I know you can never really know what results your parenting choices will have. And I am also not saying that I am a better parent than anyone else. But I do make a lot of unpopular decisions in child-rearing because I believe that the alternative, while maybe more convenient for me or more attractive to society, will ultimately be somehow destructive in a nebulous sort of way down the line.

I think this is what people mean when they say that parenting is the hardest job you will ever do. Sure, the day-to-day can be trying. Like when it’s 4pm and your 3-year-old who has recently given up the nap is battle-worn and beat and you’re the same and all he wants is your attention and all you want is to never ever ever hear his tinny little voice again. I certainly don’t count those among my favorite moments, but that’s not what really makes parenting hard. It’s the constant worry, the investigation, the planning, the caution, the love so intense that just the thought of his pain makes your shoulders heave with sobs. And, for me especially, someone who is very motivated by instant gratification, it’s the drive to keep on making these difficult and unpopular choices, hoping that they will pay off in the long run.


2 thoughts on “Hard.

  1. we make unpopular decisions too, like rigid naps and bedtimes. It really is better for all of us in the short term and the long term.
    that being said, I also know that we are screwing our kids up regularly. we all do it. my parents did, your parents did. therapists got to get paid.

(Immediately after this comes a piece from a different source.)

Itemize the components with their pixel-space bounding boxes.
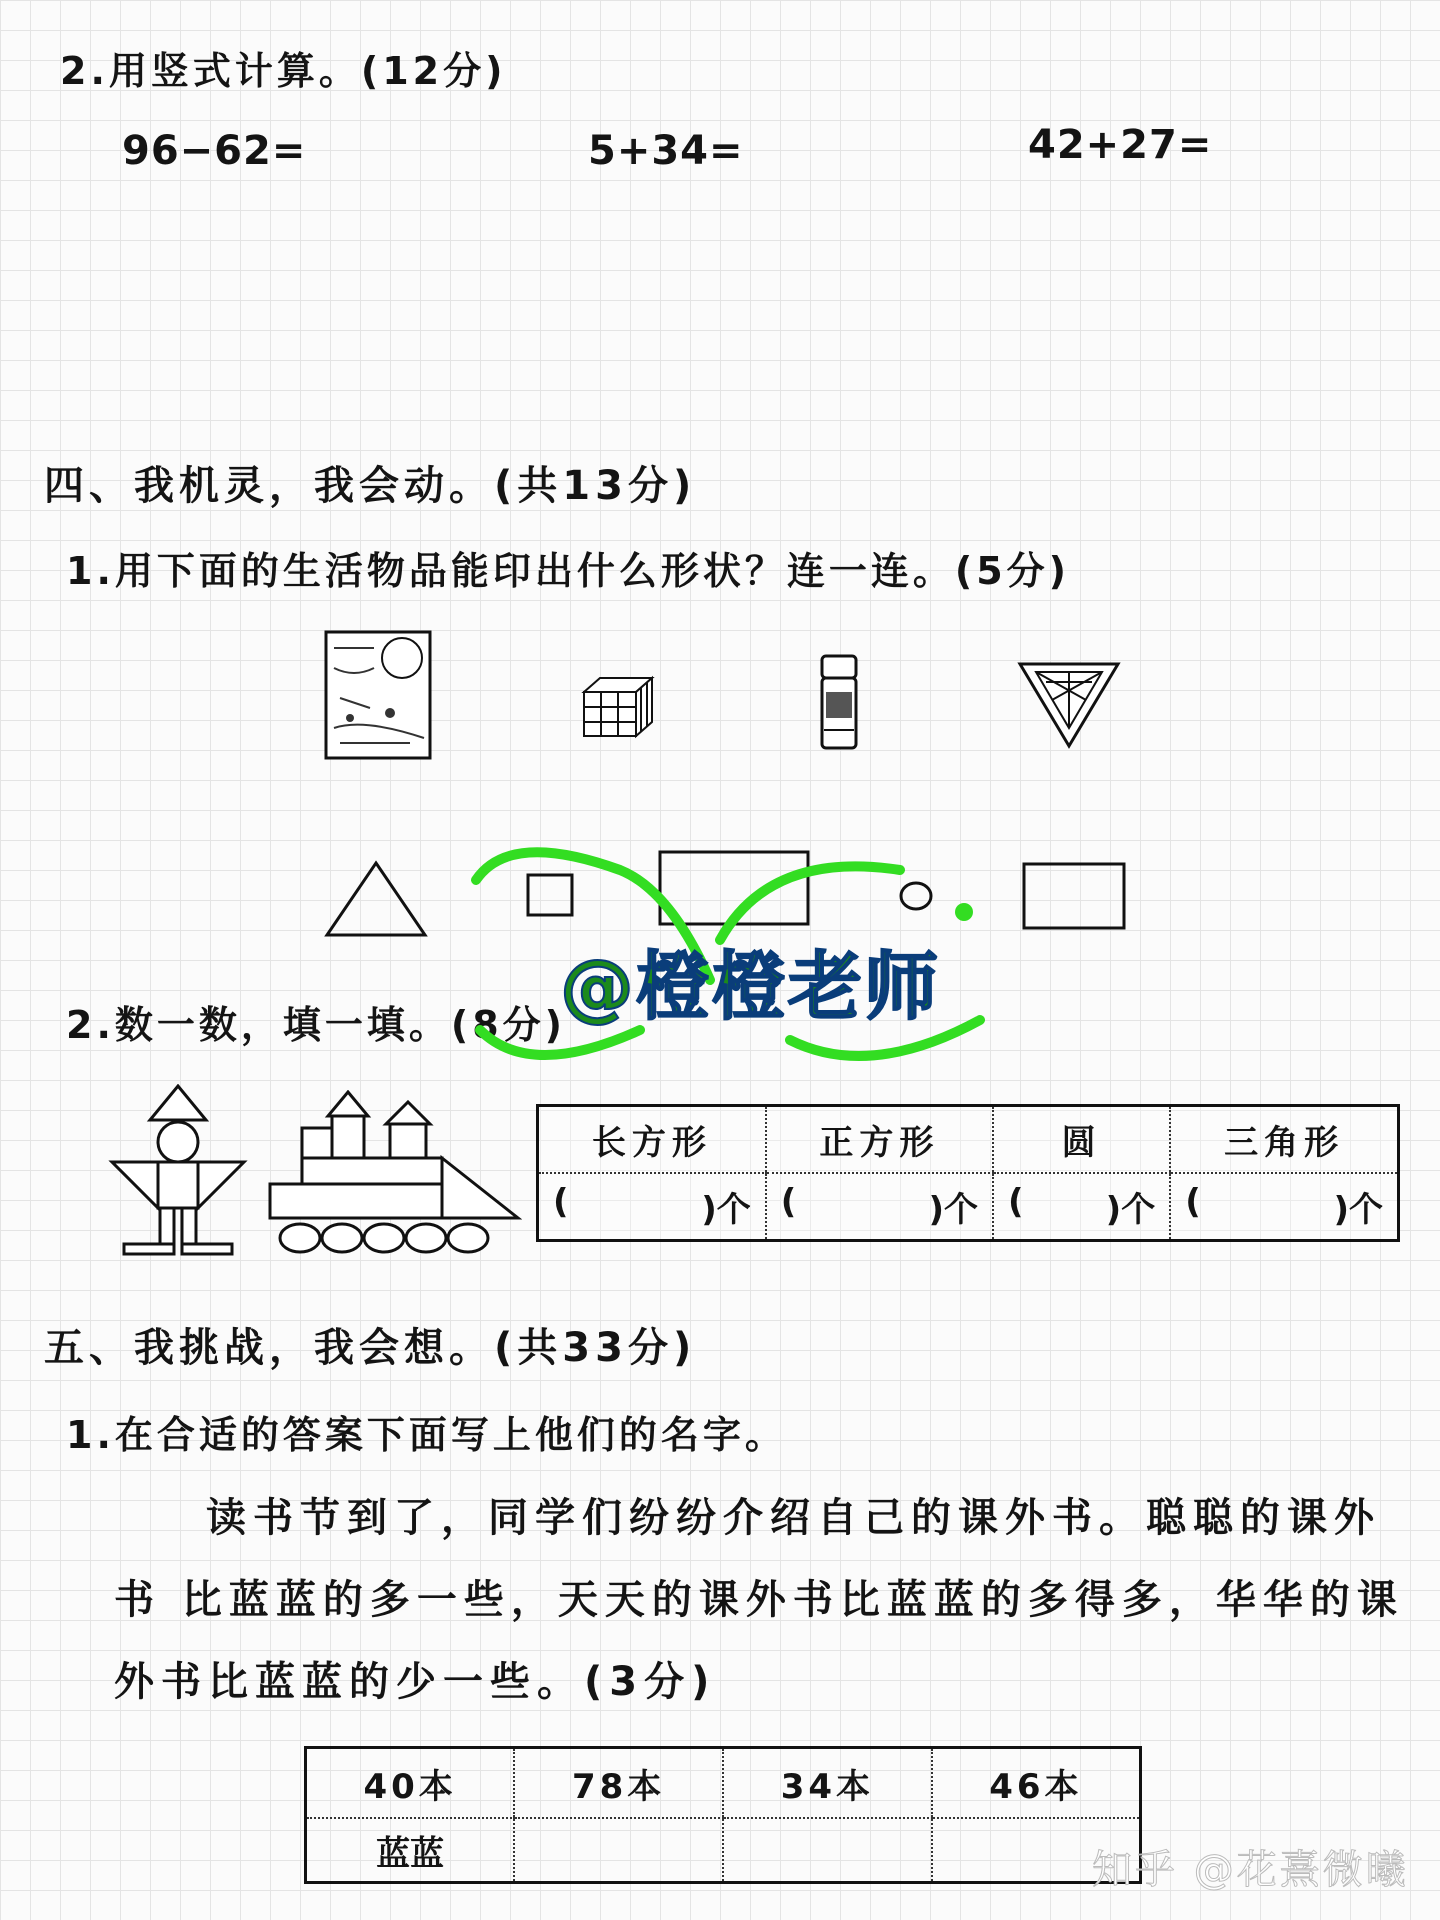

  2. The best barometer you have when making choices is your own values; your life and your kid are different from everybody else’s life and kid. The popular trends are BS. I did what I thought best for mine and for years I worried that I was doing it wrong and everybody else was doing it right. Looking back, I do not regret things I did out of firm belief, I only regret things I did because of expedience or convention. Trust your gut.